An Interview with Professor Nenad Ban, Croatian Scientist from ETH Zurich

Total Croatia News

One of the most respected Croatian scientists in the world, professor Nenad Ban, from the ETH Zürich University recently visited Zagreb, held a talk at the Faculty of Science and gave a lengthy interview to Zoran Vitas for Večernji list.

Professor Nenad Ban is internationally renowed as the scientist who was among those who managed to determine the threedimentional structure of the ribosome, one of the biggest and the most complex molecules in any living organism. It is often said that Ban is the Croatian scientist who came closest to the Nobel prize in the recent history, as he was working in the laboratory headed by Thomas Steitz, and Steitz was awarded the Nobel prize in 2009, along with Ada Yonath and Venkatraman Ramakrishnan. He was the scientist who worked directly on the experiments to determine the structure of the large ribosomal subunit. Those results were published and that lead to his boss getting the most coveted prize in science. He says that he doesn’t feel like an unjustice was done to him, because it would be unfair as well if he had gotten the prize, and not his boss. The boss has setup the laboratory, he lead the research, he had the reputation, and the award was given to three separate labs, so it’s the most obvious solution to give it to the lab heads.
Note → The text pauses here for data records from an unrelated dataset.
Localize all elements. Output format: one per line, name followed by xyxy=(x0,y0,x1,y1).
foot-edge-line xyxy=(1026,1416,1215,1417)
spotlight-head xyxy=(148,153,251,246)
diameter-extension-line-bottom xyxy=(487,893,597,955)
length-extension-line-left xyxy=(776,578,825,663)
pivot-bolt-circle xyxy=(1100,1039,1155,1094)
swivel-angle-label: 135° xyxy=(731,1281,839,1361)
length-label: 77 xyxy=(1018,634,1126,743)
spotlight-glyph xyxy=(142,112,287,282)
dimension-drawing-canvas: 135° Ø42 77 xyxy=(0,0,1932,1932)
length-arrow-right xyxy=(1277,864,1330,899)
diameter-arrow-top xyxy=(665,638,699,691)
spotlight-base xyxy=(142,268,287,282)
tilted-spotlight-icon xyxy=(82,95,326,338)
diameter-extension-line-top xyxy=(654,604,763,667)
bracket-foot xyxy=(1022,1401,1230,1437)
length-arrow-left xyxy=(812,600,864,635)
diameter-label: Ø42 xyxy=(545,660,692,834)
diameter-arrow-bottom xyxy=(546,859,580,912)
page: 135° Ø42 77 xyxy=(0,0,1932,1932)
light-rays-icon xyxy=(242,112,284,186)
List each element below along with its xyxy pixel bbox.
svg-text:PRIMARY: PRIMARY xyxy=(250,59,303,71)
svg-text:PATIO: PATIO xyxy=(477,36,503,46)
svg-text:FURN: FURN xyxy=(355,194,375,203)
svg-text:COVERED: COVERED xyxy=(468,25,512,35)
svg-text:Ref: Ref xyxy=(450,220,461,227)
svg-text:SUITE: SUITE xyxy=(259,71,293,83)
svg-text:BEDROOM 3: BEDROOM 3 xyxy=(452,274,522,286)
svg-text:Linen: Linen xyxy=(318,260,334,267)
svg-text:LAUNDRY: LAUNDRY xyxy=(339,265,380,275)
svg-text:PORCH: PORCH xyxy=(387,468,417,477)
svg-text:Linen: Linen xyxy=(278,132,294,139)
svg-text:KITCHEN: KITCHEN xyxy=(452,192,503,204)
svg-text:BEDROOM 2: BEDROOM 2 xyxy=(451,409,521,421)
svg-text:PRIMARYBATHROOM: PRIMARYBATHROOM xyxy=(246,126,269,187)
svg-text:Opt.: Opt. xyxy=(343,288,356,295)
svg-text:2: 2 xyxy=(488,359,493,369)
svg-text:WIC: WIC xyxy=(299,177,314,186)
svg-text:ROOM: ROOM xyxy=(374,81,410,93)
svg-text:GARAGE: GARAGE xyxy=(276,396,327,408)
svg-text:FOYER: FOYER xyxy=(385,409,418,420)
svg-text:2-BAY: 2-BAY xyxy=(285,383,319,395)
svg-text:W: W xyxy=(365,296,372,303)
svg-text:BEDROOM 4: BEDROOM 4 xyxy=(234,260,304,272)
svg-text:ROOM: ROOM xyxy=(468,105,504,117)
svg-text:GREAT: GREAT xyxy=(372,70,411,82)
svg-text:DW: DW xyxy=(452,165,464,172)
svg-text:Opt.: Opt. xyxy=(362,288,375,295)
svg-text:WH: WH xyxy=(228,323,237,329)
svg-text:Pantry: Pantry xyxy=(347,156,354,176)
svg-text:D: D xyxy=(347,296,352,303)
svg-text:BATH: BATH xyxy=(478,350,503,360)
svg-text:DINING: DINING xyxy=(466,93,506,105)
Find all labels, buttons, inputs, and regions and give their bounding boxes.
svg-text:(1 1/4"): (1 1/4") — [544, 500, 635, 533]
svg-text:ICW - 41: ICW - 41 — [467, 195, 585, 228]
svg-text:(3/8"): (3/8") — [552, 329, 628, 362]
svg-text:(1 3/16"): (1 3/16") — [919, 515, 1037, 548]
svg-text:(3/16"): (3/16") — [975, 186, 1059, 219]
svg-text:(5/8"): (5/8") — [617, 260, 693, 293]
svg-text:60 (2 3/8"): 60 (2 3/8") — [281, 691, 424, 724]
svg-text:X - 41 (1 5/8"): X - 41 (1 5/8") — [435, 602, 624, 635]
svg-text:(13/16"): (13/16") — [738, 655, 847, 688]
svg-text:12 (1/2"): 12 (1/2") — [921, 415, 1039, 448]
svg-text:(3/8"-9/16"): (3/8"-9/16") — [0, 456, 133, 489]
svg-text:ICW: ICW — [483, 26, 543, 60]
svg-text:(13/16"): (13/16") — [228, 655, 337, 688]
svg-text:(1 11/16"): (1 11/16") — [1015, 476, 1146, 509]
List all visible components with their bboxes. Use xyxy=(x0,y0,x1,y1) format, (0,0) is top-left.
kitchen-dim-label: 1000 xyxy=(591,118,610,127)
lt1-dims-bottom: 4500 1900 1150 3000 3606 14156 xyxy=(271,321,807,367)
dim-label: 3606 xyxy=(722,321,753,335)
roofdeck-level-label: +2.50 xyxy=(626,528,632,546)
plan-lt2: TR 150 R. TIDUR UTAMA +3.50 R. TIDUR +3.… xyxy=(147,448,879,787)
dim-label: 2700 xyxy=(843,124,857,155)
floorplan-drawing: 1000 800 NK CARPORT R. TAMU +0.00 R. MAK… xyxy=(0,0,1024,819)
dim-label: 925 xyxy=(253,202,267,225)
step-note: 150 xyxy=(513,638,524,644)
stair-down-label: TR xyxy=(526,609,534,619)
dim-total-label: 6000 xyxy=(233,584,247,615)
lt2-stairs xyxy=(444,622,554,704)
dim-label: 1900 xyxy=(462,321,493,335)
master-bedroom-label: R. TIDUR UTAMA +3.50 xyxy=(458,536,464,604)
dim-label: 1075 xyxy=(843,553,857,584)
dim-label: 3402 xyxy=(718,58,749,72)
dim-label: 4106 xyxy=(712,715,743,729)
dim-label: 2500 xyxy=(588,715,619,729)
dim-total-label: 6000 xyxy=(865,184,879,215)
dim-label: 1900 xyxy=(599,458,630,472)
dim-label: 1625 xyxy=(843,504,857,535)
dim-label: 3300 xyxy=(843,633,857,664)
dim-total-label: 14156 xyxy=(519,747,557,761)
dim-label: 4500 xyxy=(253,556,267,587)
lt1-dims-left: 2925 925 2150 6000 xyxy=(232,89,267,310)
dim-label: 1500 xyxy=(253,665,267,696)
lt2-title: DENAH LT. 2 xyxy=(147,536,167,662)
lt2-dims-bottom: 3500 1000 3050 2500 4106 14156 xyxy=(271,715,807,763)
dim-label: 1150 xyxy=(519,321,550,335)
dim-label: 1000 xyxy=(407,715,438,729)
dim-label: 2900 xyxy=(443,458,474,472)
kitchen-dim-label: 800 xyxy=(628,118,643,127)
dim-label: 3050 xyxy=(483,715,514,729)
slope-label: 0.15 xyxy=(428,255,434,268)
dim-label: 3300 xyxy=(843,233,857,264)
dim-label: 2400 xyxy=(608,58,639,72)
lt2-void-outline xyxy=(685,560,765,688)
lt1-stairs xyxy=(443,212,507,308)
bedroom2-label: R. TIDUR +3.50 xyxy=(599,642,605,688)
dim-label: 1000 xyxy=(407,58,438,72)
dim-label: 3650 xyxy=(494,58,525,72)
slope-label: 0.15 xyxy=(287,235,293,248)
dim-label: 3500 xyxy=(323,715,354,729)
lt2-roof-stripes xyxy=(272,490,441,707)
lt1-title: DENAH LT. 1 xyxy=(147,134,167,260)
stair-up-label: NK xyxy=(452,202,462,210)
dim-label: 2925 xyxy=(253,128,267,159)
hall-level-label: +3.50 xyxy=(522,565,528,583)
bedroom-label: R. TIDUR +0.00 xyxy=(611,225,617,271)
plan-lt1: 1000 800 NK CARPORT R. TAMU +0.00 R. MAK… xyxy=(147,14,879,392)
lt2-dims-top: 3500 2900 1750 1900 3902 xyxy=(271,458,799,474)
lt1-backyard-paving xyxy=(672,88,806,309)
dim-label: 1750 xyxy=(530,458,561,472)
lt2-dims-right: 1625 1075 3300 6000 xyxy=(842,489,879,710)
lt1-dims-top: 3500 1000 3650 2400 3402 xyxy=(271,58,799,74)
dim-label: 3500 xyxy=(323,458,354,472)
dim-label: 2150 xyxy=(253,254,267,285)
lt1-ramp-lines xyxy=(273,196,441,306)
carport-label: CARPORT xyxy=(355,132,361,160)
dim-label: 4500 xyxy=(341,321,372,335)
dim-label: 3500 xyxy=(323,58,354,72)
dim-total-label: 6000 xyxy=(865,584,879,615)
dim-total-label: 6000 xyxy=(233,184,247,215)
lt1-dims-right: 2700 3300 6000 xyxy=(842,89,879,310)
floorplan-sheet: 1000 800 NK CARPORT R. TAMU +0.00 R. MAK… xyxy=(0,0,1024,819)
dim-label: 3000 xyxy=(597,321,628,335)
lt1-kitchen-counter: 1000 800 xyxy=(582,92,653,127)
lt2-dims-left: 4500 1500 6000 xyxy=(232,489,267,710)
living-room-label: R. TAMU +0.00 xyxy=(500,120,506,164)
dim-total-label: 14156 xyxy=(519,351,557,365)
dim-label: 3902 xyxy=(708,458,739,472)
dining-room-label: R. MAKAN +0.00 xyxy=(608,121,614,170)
He then talked why his University, ETH is considered to be so prestigious. It’s probably the best ranked university outside of the English-speaking world, often near the top of any list of the best universities in the world. There are some areas of research where it’s probably the best, such as electrical engineering. It is perfectly located, in the centre of Europe, supported by the Swiss budget, and all of that adds to its reputation which, in turn, brings the best people to study there. The atmosphere is very inspiring, making one want to move the borders of science. He’s been there for 19 years, and all of his expectations have been met.

Life in Switzerland is not as different from the life in Croatia as one would imagine, prof. Ban says. The trams in Zürich are the same as the ones in Zagreb, there are many caffees in narrow streets etc. He had many opportunities to move to the US, but the lifestyle in the American cities didn’t appeal to him. His children went to school on their own aged eight or nine, and enjoy the organized public transportation and diversity, internationality of Zürich.

His impressions of the US, where he was at Yale University for several years are that the East Coast is still quite conservative, and that Switzerland is much less conservative. Rules and regulations in Switzerland haven’t bothered him, as he found the system to be very useful. His lab was being refurbished, and the plans were made in advance and he was told that it would last for 8 months – and that’s exactly how long it lasted! Yes, you can get mad when you get a speeding ticket for going 3 km/h over the limit, but the consequence of that is that people are driving much more carefully.

Professor Nenad Ban commented on the numerous problem in the system of education in Croatia, saying that it’s important to start teaching the children from the early age that science and academia are prestigious and appreciated. It’s important to invest more into IT, science, anything that can lead to better education for the next generations. The state must turn the positions in education into a more attractive profession. He admits that he doesn’t have the detailed overview of the problems here, and that in Switzerland a large portion of the budget is dedicated to education.

He has no plans to return to Croatia, as the research he’s doing can be done on several universities in the world, Zürich, San Francisco, Boston. He has no plans to move anywhere at the moment. He doesn’t rule out the possibility of spending one year at some other university, possibly even Zagreb. He’s working closely with a laboratory at the Faculty of Science in Zagreb, headed by Ita Gruić-Sovulj. The two labs recently got a grant from the Swiss National Science Foundation, and a lot of those funds came to Zagreb to support the research done here.

His group has recently published several very interesting papers, one in Nature Communications magazine, and one in Science. On one of them, Nenad Ban worked with his wife, Eilika Weber-Ban (also a lab head on ETH), deals with how the bacteria which cause tuberculosis adapt to the damage to their DNA. The other paper deals with how the cell assembles the ribosomes. The main focus of his research remains on the ribosome, specifically the mitochondrial ribosome.